Nevertheless, there is evidence of sophisticated water engineering from several towns in Roman Britain. Perhaps the most spectacular is the water-lifting apparatus excavated in London in 2001 (4th paragraph of the ‘City’ section in the link). Two large timber-lined wells were discovered, each containing a chain of wooden buckets that lifted water continuously from the well to a nearby cistern, from which it could have been used to supply the nearby baths and/or distributed across the city. I saw a Time Team TV programme on this discovery soon after the excavation and it was suggested that the bucket chain could have been powered by a treadmill, either human- or animal-powered, and could have supplied enough water for several thousand people. Tree-ring dating dated the first well to AD 63 and showed it had partly collapsed in AD 71. The second well was dated to the early second century (possibly a replacement for the first?) and appeared to have been damaged or destroyed by fire in the late second century.

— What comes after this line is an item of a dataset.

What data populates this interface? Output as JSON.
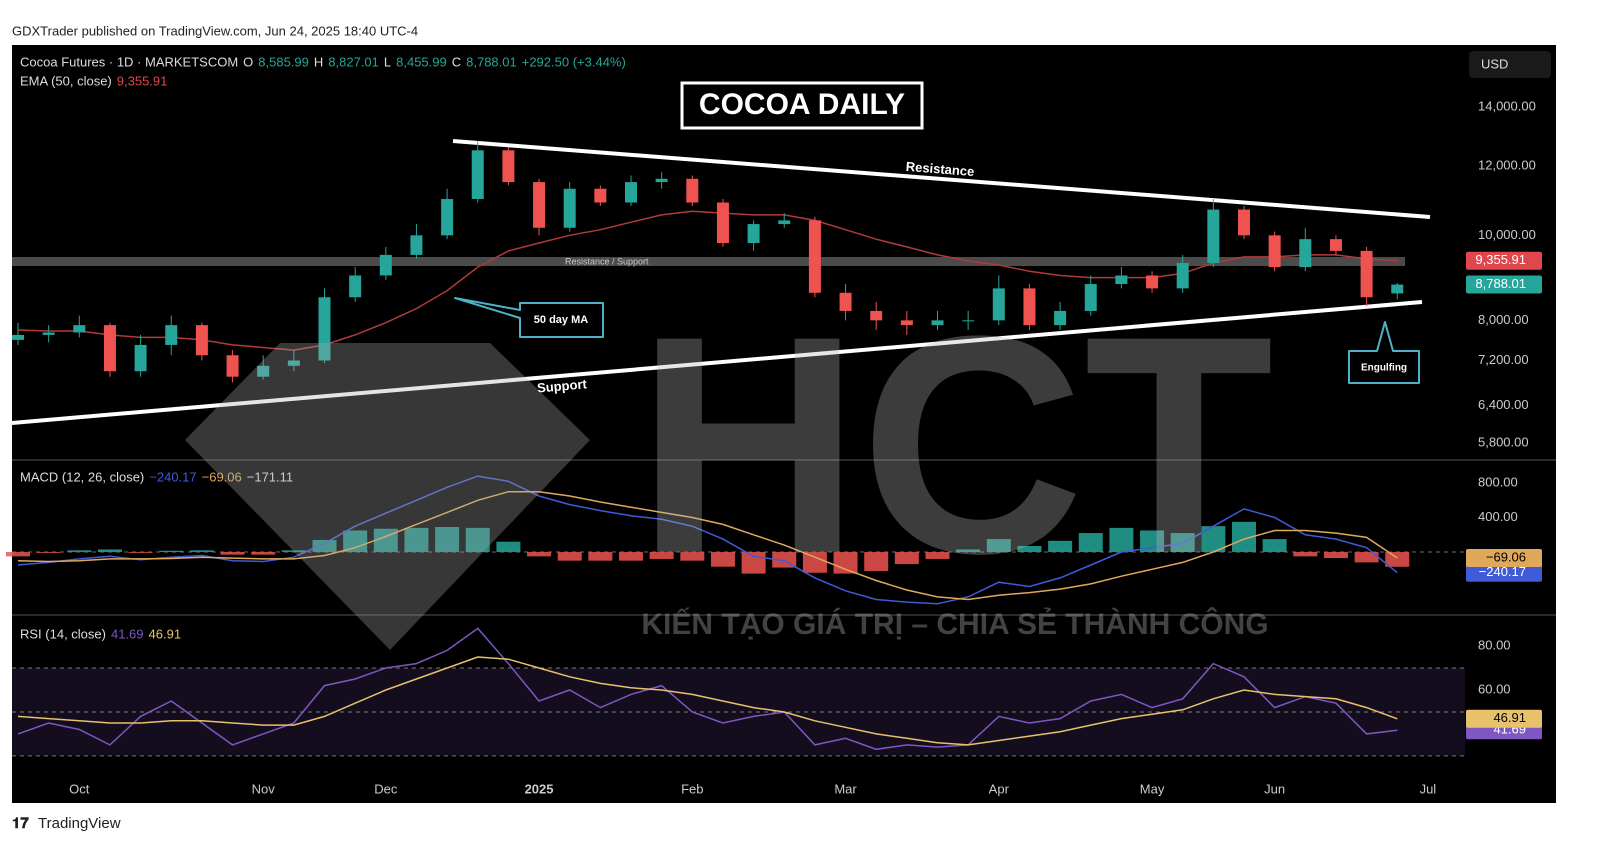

Archaeological excavation in Colchester has shown that the Roman town had a pressurised water supply from its earliest days. Wooden water mains consisting of straight sections of bored-out log connected by iron collars have been found. A ‘water-works’ excavated in 1928 had a room (or tank?) that would have filled with water and some indication of a lifting system, perhaps a water wheel (or a bucket chain like those in London?) to raise water to a header tank for distribution. Surplus water flowed out of the tank down a large overflow drain, about 2 feet high judging from the sketch, and into the town ditch. The water source is thought to have been a timber aqueduct that came in over the city walls, but this is not known for certain (Crummy 1997).
In York, environmental analysis of the silt in the Roman sewer system excavated under modern Church Street found large amounts of tree pollen from mixed deciduous woodland, including species that generally favour limestone soils, and pollen from moorland plants such as heather and pine. This pollen is unlikely to have come from the city itself, and is consistent with a water supply brought in by aqueduct from upland areas some distance from the city (Buckland 1976). The report suggests one aqueduct coming from a well-wooded area with moorland on higher ground nearby; I wonder if there might have been two aqueducts from different locations, one from moorland and one from limestone country? No traces of an aqueduct have (yet) been found at York, but as noted above, British aqueducts don't need dramatic arches for crossing dramatic Mediterranean gorges. Where identified, Roman aqueducts in Britain were typically large ditches containing a ceramic or concrete water pipe, laid along natural contours so that the water flowed by gravity. Such a structure wouldn't be obvious above ground and is only likely to be discovered if someone happens to dig in just the right place. Lead water pipes in stone-lined trenches, and a substantial stone street fountain, show that at least some of the Roman city had a piped water supply. Timber-lined Roman wells have also been excavated in York (Ottaway 2004).
How much of this infrastructure survived into the post-Roman period and for how long? See part 2.....
References:
Buckland PC, The environmental evidence from the Church Street Roman sewer system. York Archaeological Trust, 1976.
Crummy, P. City of Victory, Colchester Archaeological Trust, Colchester, 1997.
Ottaway P. Roman York. Tempus Publishing, 2004.